Providence's ACO saved Medicare $137M in 1 year — here's how

Among the nation's 453 ACOs, Providence's Health Connect Partners generated the highest shared savings for Medicare in 2023 with $137 million saved through its senior program.

After accounting for shared savings and losses, 132 ACOs collectively generated nearly $695 million in net savings, according to CMS and the National Association of ACOs. In 2023, Medicare recorded its largest savings to date — $5.2 billion total, with $2.1 billion going to Medicare and $3.1 billion distributed as shared savings.

In 2022, Health Connect Partners also generated the most savings for Medicare compared to other shared savings ACOs, contributing to about $98 million that year. 

Besides providing the largest Medicare savings from an ACO for two consecutive years, Renton, Wash.-based Providence also accomplished a 2% decrease in readmissions in 2023. 

Deepak Sadagopan, CEO of Health Connect Partners and COO of population health at Providence, spoke with Becker's about the ACO's growth since 2014, value based care and the system's payer-provider structure. 

500% growth

Health Connect Partners, a Medicare Shared Savings Program, implemented a payer-agnostic whole person care management model. Mr. Sadagopan said there were two core focuses of this model: An alignment with value based care incentives and a goal to minimize health disparities with preventive health. 

The 51-hospital system has more than 100 value based care arrangements, leading to more than 700 discreet data files on which patients are covered on a VBC arrangement, according to Mr. Sadagopan. 

"That's a crazy amount of complexity, and we have to synthesize that and very quickly get that to our caregivers on our front line," he said. "We've been able to develop the back end cloud-based efficient data environment to synthesize all that information and put that in front of our caregivers, either through our EHR or other analytics systems."

The ACO was the first to develop an HL7 Fast Healthcare Interoperability Resources (FHIR, pronounced "fire") platform that exchanges clinical data between providers and payers. 

Health Connect Partners has been in the Medicare Shared Savings Program for 10 of the 11 years it has existed. In that span, the ACO grew from 40,000 members in 2014 to more than 150,000 in 2024. 

"It's a bit surreal," Mr. Sadagopan said. "From our early days where we were not that great at generating savings for the program, and to now, turning that around and contributing the largest savings for CMS as part of the program has been a great journey for us and evolution of our population health focus."

Population health

To identify and prioritize population health initiatives, Providence employees utilize an internal analytic tool, Community Pathways to Health, to stratify quality measures and social determinants. 

For example, a health equity fellow realized a 10% difference in controlled blood pressure rates between white and Hispanic patient populations. The fellow launched a bilingual, bicultural pilot program that reduced the disparity by more than 8% in four months in Providence's California region, Mr. Sadagopan said. 

Another fellow noticed a longer length of stay average among patients with limited English proficiency, leading to daily rounds for these patients and a 25% reduction in LOS. 

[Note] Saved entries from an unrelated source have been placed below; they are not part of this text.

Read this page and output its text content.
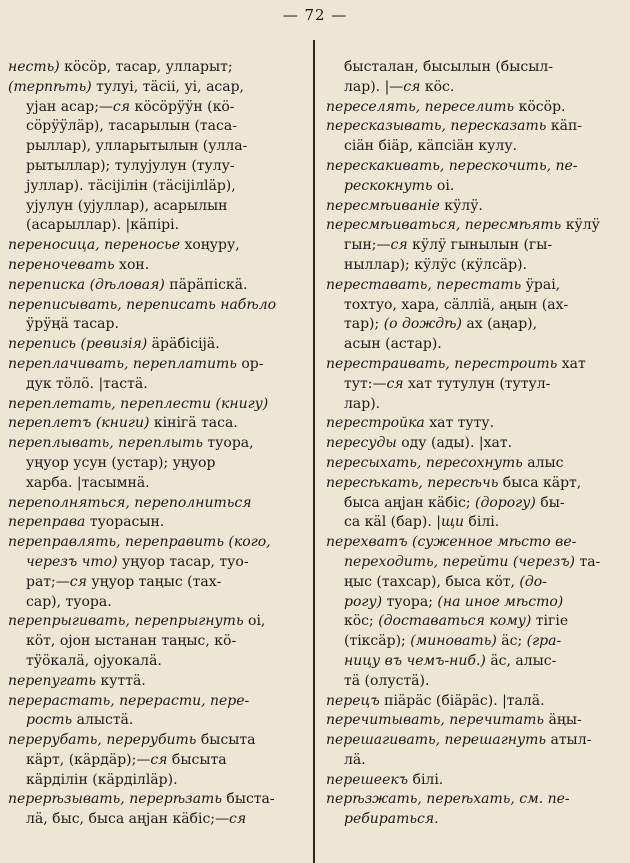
— 72 —
несть) кӧсӧр, тасар, уллaрыт;
(терпѣть) тулуі, тäсіі, уі, асар,
уjан асар;—ся кӧсӧрӱӱн (кӧ-
сӧрӱӱлäр), тасaрылын (таса-
рыллар), уллaрытылын (улла-
рытыллар); тулуjулун (тулу-
jуллар). тäсіjілін (тäсіjілläр),
уjулун (уjуллар), асарылын
(асарыллар). |кäпiрi.
переносица, переносье хоңуру,
переночевать хон.
переписка (дѣловая) пäрäпiскä.
переписывать, переписать набѣло
ӱрӱңä тасар.
перепись (ревизія) äрäбiсiјä.
переплачивать, переплатить ор-
дук тӧлӧ. |тастä.
переплетать, переплести (книгу)
переплетъ (книги) кiнiгä таса.
переплывать, переплыть туора,
уңуор усун (устар); уңуор
харба. |тасымнä.
переполняться, переполниться
переправа туорасын.
переправлять, переправить (кого,
черезъ что) уңуор тасар, туо-
рат;—ся уңуор таңыс (тах-
сар), туора.
перепрыгивать, перепрыгнуть оi,
кӧт, оjон ыстанан таңыс, кӧ-
тӱӧкалä, оjуокалä.
перепугать куттä.
перерастать, перерасти, пере-
рость алыстä.
перерубать, перерубить бысыта
кäрт, (кäрдäр);—ся бысыта
кäрдiлiн (кäрдiлläр).
перерѣзывать, перерѣзать быста-
лä, быс, быса аңjан кäбiс;—ся
быстaлан, бысылын (бысыл-
лар). |—ся кӧс.
переселять, переселить кӧсӧр.
пересказывать, пересказать кäп-
сiäн бiäр, кäпсiäн кулу.
перескакивать, перескочить, пе-
рескокнуть оi.
пересмѣиваніе кӱлӱ.
пересмѣиваться, пересмѣять кӱлӱ
гын;—ся кӱлӱ гынылын (гы-
ныллар); кӱлӱс (кӱлсäр).
переставать, перестать ӱраі,
тохтуо, хара, сäлліä, аңын (ах-
тар); (о дождѣ) ах (аңар),
асын (астар).
перестраивать, перестроить хат
тут:—ся хат тутулун (тутул-
лар).
перестройка хат туту.
пересуды оду (ады). |хат.
пересыхать, пересохнуть алыс
пересѣкать, пересѣчь быса кäрт,
быса аңjан кäбiс; (дорогу) бы-
са кäl (бар). |щи бiлi.
перехватъ (суженное мѣсто ве-
переходить, перейти (черезъ) та-
ңыс (тахсар), быса кӧт, (до-
рогу) туора; (на иное мѣсто)
кӧс; (доставаться кому) тiгiе
(тiксäр); (миновать) äс; (гра-
ницу въ чемъ-ниб.) äс, алыс-
тä (олустä).
перецъ пiäрäс (бiäрäс). |талä.
перечитывать, перечитать äңы-
перешагивать, перешагнуть атыл-
лä.
перешеекъ бiлi.
перѣзжать, переѣхать, см. пе-
ребираться.
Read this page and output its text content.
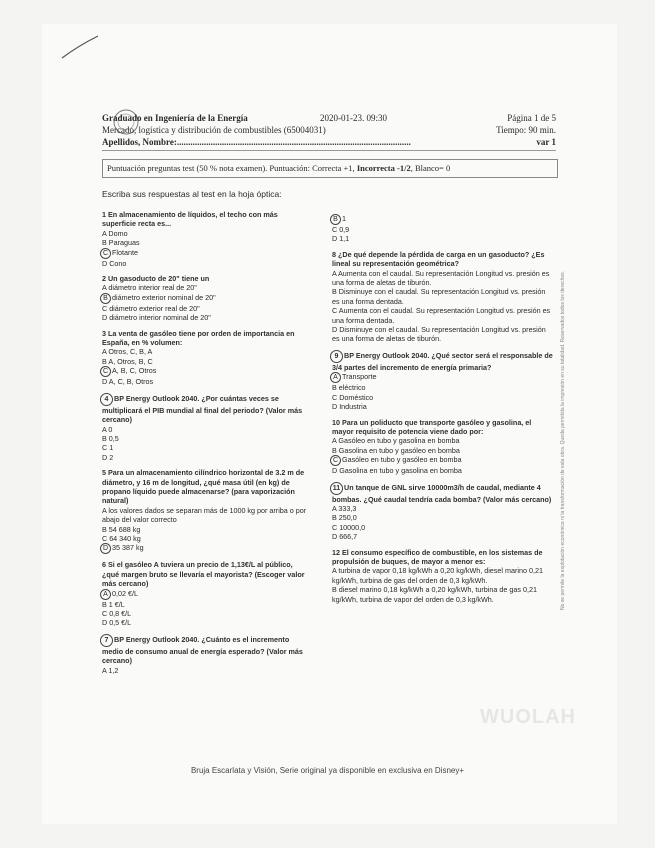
Graduado en Ingeniería de la Energía	2020-01-23. 09:30	Página 1 de 5
Mercado, logística y distribución de combustibles (65004031)	Tiempo: 90 min.
Apellidos, Nombre:........................................................................................................	var 1
Puntuación preguntas test (50 % nota examen). Puntuación: Correcta +1, Incorrecta -1/2, Blanco= 0
Escriba sus respuestas al test en la hoja óptica:
1 En almacenamiento de líquidos, el techo con más superficie recta es...
A Domo
B Paraguas
C Flotante
D Cono
2 Un gasoducto de 20" tiene un
A diámetro interior real de 20"
B diámetro exterior nominal de 20"
C diámetro exterior real de 20"
D diámetro interior nominal de 20"
3 La venta de gasóleo tiene por orden de importancia en España, en % volumen:
A Otros, C, B, A
B A, Otros, B, C
C A, B, C, Otros
D A, C, B, Otros
4 BP Energy Outlook 2040. ¿Por cuántas veces se multiplicará el PIB mundial al final del periodo? (Valor más cercano)
A 0
B 0,5
C 1
D 2
5 Para un almacenamiento cilíndrico horizontal de 3.2 m de diámetro, y 16 m de longitud, ¿qué masa útil (en kg) de propano líquido puede almacenarse? (para vaporización natural)
A los valores dados se separan más de 1000 kg por arriba o por abajo del valor correcto
B 54 688 kg
C 64 340 kg
D 35 387 kg
6 Si el gasóleo A tuviera un precio de 1,13€/L al público, ¿qué margen bruto se llevaría el mayorista? (Escoger valor más cercano)
A 0,02 €/L
B 1 €/L
C 0,8 €/L
D 0,5 €/L
7 BP Energy Outlook 2040. ¿Cuánto es el incremento medio de consumo anual de energía esperado? (Valor más cercano)
A 1,2
B 1
C 0,9
D 1,1
8 ¿De qué depende la pérdida de carga en un gasoducto? ¿Es lineal su representación geométrica?
A Aumenta con el caudal. Su representación Longitud vs. presión es una forma de aletas de tiburón.
B Disminuye con el caudal. Su representación Longitud vs. presión es una forma dentada.
C Aumenta con el caudal. Su representación Longitud vs. presión es una forma dentada.
D Disminuye con el caudal. Su representación Longitud vs. presión es una forma de aletas de tiburón.
9 BP Energy Outlook 2040. ¿Qué sector será el responsable de 3/4 partes del incremento de energía primaria?
A Transporte
B eléctrico
C Doméstico
D Industria
10 Para un poliducto que transporte gasóleo y gasolina, el mayor requisito de potencia viene dado por:
A Gasóleo en tubo y gasolina en bomba
B Gasolina en tubo y gasóleo en bomba
C Gasóleo en tubo y gasóleo en bomba
D Gasolina en tubo y gasolina en bomba
11 Un tanque de GNL sirve 10000m3/h de caudal, mediante 4 bombas. ¿Qué caudal tendría cada bomba? (Valor más cercano)
A 333,3
B 250,0
C 10000,0
D 666,7
12 El consumo específico de combustible, en los sistemas de propulsión de buques, de mayor a menor es:
A turbina de vapor 0,18 kg/kWh a 0,20 kg/kWh, diesel marino 0,21 kg/kWh, turbina de gas del orden de 0,3 kg/kWh.
B diesel marino 0,18 kg/kWh a 0,20 kg/kWh, turbina de gas 0,21 kg/kWh, turbina de vapor del orden de 0,3 kg/kWh.	No se permite la explotación económica ni la transformación de esta obra. Queda permitida la impresión en su totalidad. Reservados todos los derechos.
WUOLAH
Bruja Escarlata y Visión, Serie original ya disponible en exclusiva en Disney+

"These are small changes, but over a period of time, they provide a cumulative value to the communities that we serve," he said. "And by integrating all these different components, we're able to create this comprehensive population impact across our system."

Value based care

As payers move toward VBC, "the mainstream delivery system doesn't really work," Mr. Sadagopan said. 

"A key part of what we've been able to do is to help our delivery system really think like a payer would," he added, "and really provide that broad visibility of how the resources available through value based care initiatives can co-exist with core delivery system economics" across several domains like Providence's hospitals, medical group, emergency department and care centers. 

The conventional financial management system of evaluating a hospital's net operating income and net utilization won't work, either. 

Mr. Sadagopan recommends other leaders fully grasp how different populations are financially performing, in terms of total cost of care, and join that information with the healthcare delivery system. It's a framework he refers to as risk pool financial management. 

Imagine fee-for-service and value based care models as two different canoes. To effectively navigate the two canoes, healthcare providers risk going overboard if they place one foot in each canoe.

Linking the FFS canoe with the VBC canoe requires efficiently distributing financial resources covered in one population to provide the best possible care outside the hospital.

"We have to figure out how to put those canoes together so you have more of a stable journey without jumping into the water," Mr. Sadagopan said.